Today, the People’s Bank of China cut its benchmark lending rate by a quarter point, cut its deposit rate by a quarter of a point and reduced its reserve-requirement ratio for Chinese banks. These easing moves are designed to encourage bank lending in an effort to support economic growth. A strong Chinese economy is an essential support to many other Asian and Pacific economies.
Yesterday, Mario Draghi, President of the European Central Bank, signaled that the ECB would likely extend its asset purchase program at its December meeting. The euro fell immediately against the dollar.
The recent announcements by the PBOC and the ECB figure in our expectation of Federal Reserve Policy. Easing monetary policy outside the U.S. is an increasing deterrent against the Fed’s often stated intention of raising the Fed funds rate this year. We now believe that fed funds lift-off this year is a low probability event. U.S. stock markets opened with gains today, supported by the PBOC announcement and better-than-expected third quarter earnings.
Residential construction activity increased in September as total housing starts gained 6.5 percent. Residential construction permits eased in September, dropping 5.0 percent to a 1,103,000 unit rate. We expect to see gradual improvement in the rate of construction into next year, supported by increasing new home sales and strong demand for new multifamily units. Solid job growth, improving consumer confidence and still-low home mortgage rates are all tailwinds for the housing market. Likewise, we expect construction employment to continue to grow, contributing to tightening labor market conditions in most major metropolitan areas.
The National Association of Homebuilders’ builder confidence index gained three points in October, to hit 64. According to the NAHB, the October increase represents a return to the builder confidence level of late 2005.
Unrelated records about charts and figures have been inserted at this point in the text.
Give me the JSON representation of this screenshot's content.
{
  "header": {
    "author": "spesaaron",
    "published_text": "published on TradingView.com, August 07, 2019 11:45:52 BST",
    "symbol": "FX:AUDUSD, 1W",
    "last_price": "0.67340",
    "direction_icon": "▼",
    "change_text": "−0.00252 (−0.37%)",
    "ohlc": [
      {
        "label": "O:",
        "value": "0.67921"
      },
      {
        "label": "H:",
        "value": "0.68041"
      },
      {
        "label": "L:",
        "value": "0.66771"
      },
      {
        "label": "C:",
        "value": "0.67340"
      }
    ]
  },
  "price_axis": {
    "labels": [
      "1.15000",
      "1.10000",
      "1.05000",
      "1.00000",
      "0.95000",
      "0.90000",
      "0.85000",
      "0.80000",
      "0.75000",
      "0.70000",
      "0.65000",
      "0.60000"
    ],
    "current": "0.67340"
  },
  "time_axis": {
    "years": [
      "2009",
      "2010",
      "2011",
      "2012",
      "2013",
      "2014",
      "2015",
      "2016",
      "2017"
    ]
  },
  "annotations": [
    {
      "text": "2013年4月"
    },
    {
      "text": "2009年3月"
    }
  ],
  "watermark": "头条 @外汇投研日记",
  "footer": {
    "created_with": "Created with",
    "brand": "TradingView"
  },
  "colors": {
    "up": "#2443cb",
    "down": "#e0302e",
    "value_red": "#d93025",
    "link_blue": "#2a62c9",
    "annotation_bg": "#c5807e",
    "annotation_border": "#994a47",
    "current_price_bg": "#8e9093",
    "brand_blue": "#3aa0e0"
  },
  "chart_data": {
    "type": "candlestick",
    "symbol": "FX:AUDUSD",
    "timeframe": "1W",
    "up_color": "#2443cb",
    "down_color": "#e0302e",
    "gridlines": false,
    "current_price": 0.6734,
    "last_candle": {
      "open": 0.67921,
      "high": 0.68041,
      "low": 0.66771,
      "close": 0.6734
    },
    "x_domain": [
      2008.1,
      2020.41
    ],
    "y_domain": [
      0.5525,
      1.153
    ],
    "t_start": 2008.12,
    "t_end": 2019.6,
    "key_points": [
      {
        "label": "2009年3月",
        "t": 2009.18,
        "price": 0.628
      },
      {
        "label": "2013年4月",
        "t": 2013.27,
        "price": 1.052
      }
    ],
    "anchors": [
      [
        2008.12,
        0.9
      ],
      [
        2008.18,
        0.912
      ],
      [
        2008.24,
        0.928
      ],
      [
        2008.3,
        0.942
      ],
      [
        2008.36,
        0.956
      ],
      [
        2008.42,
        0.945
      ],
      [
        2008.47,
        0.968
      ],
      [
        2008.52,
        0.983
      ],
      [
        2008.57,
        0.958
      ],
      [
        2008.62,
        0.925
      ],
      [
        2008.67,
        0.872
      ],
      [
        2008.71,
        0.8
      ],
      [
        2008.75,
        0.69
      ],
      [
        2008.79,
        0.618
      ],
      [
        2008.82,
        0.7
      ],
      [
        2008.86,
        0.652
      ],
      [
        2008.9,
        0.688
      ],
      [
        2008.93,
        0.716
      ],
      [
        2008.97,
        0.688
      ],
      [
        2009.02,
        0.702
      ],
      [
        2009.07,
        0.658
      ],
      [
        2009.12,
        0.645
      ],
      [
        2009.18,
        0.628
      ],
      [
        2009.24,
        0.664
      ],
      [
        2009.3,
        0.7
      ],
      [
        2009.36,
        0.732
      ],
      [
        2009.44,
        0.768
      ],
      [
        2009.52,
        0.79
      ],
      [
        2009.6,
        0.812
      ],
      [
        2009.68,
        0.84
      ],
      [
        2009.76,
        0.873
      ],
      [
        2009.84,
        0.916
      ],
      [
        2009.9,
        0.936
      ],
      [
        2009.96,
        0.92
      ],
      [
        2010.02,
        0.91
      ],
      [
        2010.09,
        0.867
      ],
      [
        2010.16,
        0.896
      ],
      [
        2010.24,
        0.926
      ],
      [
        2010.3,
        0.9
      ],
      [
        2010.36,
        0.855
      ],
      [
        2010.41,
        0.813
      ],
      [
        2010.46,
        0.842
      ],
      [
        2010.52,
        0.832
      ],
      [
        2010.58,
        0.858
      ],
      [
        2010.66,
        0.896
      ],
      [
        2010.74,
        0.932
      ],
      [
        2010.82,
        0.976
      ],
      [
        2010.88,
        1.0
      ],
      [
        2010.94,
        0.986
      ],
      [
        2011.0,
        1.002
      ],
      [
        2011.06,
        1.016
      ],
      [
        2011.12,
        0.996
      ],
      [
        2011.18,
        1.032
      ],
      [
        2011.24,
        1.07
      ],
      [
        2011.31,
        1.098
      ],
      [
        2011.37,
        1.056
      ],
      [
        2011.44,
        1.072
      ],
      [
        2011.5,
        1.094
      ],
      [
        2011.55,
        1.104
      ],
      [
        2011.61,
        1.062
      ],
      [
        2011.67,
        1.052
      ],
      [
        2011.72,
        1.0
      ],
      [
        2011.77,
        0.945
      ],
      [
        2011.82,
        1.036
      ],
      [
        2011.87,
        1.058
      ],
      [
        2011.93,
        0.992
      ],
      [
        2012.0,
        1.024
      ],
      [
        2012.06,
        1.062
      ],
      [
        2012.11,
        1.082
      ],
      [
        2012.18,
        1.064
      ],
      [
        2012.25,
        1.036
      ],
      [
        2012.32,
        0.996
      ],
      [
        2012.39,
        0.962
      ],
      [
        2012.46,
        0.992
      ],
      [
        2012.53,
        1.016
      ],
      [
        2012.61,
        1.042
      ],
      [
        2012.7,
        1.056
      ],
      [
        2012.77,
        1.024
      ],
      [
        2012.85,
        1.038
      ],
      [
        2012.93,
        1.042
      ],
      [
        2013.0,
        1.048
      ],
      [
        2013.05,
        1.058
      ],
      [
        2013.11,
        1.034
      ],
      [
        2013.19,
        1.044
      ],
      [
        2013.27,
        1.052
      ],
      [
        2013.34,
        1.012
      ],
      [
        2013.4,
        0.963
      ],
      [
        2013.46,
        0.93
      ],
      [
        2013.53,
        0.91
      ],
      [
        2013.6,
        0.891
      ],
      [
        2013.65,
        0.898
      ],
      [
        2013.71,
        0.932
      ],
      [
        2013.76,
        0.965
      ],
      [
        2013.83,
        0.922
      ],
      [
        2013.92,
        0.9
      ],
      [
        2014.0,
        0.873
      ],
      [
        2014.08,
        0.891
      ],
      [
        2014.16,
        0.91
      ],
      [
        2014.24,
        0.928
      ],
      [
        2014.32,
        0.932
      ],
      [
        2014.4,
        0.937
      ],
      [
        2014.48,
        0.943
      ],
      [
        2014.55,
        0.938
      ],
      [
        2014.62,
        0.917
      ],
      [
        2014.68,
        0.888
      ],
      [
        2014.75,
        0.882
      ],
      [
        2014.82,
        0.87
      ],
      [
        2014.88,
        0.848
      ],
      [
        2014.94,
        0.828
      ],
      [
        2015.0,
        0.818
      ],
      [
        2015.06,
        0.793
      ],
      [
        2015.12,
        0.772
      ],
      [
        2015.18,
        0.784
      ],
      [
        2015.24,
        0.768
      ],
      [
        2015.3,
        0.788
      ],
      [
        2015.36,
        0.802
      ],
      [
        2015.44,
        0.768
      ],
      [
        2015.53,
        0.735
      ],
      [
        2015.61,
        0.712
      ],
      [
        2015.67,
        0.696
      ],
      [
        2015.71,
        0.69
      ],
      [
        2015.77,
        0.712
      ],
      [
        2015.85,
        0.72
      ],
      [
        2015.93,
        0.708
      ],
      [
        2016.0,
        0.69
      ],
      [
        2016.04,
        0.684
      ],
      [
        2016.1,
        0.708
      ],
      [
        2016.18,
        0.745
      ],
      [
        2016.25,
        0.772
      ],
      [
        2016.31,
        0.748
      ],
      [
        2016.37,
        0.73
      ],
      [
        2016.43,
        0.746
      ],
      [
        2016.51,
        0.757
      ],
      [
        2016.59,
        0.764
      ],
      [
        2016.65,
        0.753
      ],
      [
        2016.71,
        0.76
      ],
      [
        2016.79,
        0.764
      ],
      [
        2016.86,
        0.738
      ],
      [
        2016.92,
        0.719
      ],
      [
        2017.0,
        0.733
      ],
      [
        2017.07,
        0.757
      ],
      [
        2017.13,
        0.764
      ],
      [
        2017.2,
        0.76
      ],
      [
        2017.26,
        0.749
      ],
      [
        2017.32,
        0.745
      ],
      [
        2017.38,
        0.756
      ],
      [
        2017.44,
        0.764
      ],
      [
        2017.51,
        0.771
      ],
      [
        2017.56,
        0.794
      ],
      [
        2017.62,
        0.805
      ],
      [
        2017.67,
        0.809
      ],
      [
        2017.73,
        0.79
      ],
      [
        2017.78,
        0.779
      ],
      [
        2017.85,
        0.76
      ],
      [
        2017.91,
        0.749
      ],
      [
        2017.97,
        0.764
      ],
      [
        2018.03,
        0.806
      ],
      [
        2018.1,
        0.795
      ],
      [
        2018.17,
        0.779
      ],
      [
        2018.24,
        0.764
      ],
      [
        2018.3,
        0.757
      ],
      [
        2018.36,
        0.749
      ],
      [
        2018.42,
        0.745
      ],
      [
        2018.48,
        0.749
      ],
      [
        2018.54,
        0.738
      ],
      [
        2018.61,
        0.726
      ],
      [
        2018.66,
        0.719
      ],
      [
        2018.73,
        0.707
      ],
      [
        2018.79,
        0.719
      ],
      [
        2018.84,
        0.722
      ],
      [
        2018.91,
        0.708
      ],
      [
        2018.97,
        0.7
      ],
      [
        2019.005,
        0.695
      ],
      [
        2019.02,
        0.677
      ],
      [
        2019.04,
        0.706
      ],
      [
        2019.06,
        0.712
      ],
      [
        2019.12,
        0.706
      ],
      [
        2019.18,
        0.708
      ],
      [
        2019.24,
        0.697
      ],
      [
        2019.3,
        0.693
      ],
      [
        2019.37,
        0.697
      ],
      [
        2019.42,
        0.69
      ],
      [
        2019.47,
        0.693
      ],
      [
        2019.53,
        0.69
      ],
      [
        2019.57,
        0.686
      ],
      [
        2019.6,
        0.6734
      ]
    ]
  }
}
Existing home sales for September increased by 4.7 percent, to a 5.55 million unit rate. The months’ supply of existing homes dropped from 5.1 in August to 4.8 in September, the tightest supply since last March. The median sales price of an existing home was up 6.1 percent in September over the previous year, according to the National Association of Realtors.
According to the Mortgage Bankers Association, the rate on a 30-year fixed rate mortgage fell to 3.95 percent as of October 16th, which will support home buying at the start of the fourth quarter.
Initial claims ticked up slightly, by 3,000, for the week ending October 17, to hit 259,000. These are numbers comparable to the mid-1970s.
The Conference Board’s Leading Economic Index for September declined by 0.2 percent, its first decline since last February. Notably, the Coincident Index and the Lagging Index were both positive for the month. The biggest negative component was stock prices, dragged down by the sell-off in China. Two negative components, average weekly manufacturing hours and the ISM new orders index, are illustrative of the increasing headwinds for U.S. manufacturers.
We believe there is essentially zero chance of the Federal Reserve increasing the fed funds rate at the upcoming FOMC meeting over October 27 and 28, and a low probability for a December increase as well.